The present study aimed to determine the role of transcription factor PU.1 (PU.1) in tumor necrosis factor‑α (TNF‑α)‑induced proliferation and cytokine release of rheumatoid arthritis fibroblast‑like synoviocytes (RA‑FLS). It was determined that TNF‑α induced proliferation of RA‑FLS, whereas transfection with PU.1 3'untranslated region (UTR) inhibited this proliferation. Additionally, PU.1 3'UTR attenuated TNF‑α‑induced production of interleukin (IL)‑6 and IL‑1β, and downregulated the expression level of micro RNA (miR)‑155 in a dose‑dependent manner. Furthermore, transfection with PU.1 3'UTR significantly attenuated TNF‑α‑induced decrease in forkhead box protein O3 (FOXO3) expression level in RA‑FLS and these effects were consistent with the effects of miR‑155 inhibition. PU.1 and FOXO3 formed a competing endogenous RNA (ceRNA) network that regulated miR‑155 activity.

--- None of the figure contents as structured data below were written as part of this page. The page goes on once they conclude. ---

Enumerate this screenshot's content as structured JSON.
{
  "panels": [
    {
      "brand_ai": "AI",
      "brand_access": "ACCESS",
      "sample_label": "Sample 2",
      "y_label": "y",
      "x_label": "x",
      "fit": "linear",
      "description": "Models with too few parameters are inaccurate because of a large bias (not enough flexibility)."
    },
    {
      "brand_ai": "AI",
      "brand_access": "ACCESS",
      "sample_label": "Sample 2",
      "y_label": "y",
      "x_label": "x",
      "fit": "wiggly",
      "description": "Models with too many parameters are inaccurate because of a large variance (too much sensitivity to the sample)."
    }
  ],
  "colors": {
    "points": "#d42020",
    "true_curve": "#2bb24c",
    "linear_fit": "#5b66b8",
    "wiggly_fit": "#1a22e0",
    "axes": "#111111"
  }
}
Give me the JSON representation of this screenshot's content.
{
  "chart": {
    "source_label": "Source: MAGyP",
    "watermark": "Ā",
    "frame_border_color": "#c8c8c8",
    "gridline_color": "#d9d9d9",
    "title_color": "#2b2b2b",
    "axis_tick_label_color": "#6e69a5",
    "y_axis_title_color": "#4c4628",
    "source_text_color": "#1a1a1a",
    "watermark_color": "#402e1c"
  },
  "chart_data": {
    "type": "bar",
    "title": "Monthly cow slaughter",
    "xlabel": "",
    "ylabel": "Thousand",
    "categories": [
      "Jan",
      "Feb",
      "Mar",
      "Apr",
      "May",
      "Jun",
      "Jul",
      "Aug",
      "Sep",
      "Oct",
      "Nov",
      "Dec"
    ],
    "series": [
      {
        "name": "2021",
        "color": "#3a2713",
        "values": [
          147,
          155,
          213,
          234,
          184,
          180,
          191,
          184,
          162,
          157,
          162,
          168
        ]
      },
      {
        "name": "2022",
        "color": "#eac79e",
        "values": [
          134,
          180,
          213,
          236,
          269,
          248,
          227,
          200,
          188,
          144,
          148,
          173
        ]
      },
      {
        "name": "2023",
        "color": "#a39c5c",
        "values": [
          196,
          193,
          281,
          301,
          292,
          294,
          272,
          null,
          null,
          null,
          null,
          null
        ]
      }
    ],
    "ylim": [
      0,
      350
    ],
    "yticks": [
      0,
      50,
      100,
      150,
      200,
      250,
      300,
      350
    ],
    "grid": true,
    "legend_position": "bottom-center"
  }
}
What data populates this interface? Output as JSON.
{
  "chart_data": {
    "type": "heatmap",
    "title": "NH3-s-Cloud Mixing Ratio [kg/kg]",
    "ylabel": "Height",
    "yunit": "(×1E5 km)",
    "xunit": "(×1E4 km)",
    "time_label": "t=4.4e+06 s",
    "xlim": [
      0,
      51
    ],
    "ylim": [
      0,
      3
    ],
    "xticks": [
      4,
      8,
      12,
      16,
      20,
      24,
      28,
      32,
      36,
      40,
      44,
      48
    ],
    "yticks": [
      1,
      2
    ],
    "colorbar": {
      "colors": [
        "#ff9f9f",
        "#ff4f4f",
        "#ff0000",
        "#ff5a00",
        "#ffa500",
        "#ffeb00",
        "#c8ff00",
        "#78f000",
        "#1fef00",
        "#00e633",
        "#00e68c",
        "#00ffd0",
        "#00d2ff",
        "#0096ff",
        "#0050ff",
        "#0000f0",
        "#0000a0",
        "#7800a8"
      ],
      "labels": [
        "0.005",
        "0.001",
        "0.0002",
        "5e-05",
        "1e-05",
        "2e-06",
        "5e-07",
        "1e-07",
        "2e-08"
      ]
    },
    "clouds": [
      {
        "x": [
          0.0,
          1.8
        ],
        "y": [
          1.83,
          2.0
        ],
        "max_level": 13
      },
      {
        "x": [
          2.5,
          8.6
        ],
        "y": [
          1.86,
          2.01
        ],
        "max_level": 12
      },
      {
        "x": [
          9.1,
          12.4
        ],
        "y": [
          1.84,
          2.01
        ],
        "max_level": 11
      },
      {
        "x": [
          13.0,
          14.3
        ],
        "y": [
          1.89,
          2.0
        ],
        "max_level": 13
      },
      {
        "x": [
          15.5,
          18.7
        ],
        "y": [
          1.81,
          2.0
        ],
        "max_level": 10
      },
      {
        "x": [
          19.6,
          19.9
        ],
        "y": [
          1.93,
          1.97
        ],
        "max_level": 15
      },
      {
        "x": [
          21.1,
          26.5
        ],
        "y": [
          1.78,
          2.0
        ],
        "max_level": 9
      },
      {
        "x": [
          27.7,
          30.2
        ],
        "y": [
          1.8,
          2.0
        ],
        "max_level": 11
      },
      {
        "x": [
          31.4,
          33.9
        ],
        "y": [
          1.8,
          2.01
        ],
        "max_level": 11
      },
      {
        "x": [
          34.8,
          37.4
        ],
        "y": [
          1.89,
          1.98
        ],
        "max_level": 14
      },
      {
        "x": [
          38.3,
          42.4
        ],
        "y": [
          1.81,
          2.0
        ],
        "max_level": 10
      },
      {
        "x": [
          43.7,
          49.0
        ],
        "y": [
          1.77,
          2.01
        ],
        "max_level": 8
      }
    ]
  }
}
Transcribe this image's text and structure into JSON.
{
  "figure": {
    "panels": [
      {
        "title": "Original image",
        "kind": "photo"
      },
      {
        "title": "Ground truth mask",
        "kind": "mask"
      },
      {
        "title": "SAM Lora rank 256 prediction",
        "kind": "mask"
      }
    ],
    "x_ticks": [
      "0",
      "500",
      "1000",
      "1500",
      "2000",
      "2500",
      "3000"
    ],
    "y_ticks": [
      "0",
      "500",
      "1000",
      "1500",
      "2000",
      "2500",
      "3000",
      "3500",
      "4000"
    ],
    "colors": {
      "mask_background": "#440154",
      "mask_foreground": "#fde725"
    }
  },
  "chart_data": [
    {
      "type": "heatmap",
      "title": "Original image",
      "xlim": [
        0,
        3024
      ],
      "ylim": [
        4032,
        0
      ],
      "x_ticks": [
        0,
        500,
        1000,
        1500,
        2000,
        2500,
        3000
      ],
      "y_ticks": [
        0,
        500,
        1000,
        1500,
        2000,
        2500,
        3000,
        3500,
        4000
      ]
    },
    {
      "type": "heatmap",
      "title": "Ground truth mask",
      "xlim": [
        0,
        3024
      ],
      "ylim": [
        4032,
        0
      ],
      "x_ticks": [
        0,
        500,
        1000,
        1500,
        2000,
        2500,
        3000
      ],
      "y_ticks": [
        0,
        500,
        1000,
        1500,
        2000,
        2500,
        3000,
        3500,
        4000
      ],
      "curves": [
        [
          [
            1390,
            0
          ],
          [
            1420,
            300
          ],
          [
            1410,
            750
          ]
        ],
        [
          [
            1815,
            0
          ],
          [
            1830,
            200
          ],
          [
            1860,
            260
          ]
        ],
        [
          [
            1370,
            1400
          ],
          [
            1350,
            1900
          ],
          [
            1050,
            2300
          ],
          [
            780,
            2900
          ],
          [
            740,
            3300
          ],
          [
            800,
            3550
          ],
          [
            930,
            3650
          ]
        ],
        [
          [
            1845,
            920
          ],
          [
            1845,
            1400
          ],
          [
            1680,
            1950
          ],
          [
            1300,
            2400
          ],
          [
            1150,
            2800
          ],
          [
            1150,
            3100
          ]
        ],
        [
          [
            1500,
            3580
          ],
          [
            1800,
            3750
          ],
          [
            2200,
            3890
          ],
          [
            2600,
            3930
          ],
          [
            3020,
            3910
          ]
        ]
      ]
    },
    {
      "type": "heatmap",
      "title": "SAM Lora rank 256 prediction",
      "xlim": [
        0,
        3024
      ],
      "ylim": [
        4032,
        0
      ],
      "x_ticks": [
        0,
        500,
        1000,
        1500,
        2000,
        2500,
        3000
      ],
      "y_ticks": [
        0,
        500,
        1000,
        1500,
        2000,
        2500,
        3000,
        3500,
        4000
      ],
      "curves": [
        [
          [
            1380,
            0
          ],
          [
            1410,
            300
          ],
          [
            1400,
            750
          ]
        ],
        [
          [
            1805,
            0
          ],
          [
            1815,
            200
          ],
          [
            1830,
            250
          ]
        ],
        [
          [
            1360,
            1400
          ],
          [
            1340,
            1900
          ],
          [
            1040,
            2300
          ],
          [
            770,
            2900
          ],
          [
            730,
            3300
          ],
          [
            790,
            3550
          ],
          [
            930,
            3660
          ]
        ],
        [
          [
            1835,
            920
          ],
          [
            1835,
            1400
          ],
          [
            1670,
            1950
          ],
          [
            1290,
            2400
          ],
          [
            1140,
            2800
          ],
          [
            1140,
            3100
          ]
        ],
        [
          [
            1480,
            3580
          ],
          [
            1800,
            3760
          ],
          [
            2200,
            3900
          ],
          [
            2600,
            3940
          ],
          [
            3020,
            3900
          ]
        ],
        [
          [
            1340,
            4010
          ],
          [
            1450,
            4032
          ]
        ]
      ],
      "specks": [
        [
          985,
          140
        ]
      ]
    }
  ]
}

In this competing endogenous RNA network, PU.1 3'UTR modulated FOXO3 expression in a miRNA‑ and 3'UTR‑dependent manner. Downregulation of FOXO3 expression reversed the PU.1 3'UTR‑mediated protective effects. Therefore, the results of the present study indicate that PU.1 3'UTR attenuates TNF‑α‑induced proliferation and cytokine release of RA‑FLS by acting as a ceRNA for FOXO3 to regulate miR‑155 activity.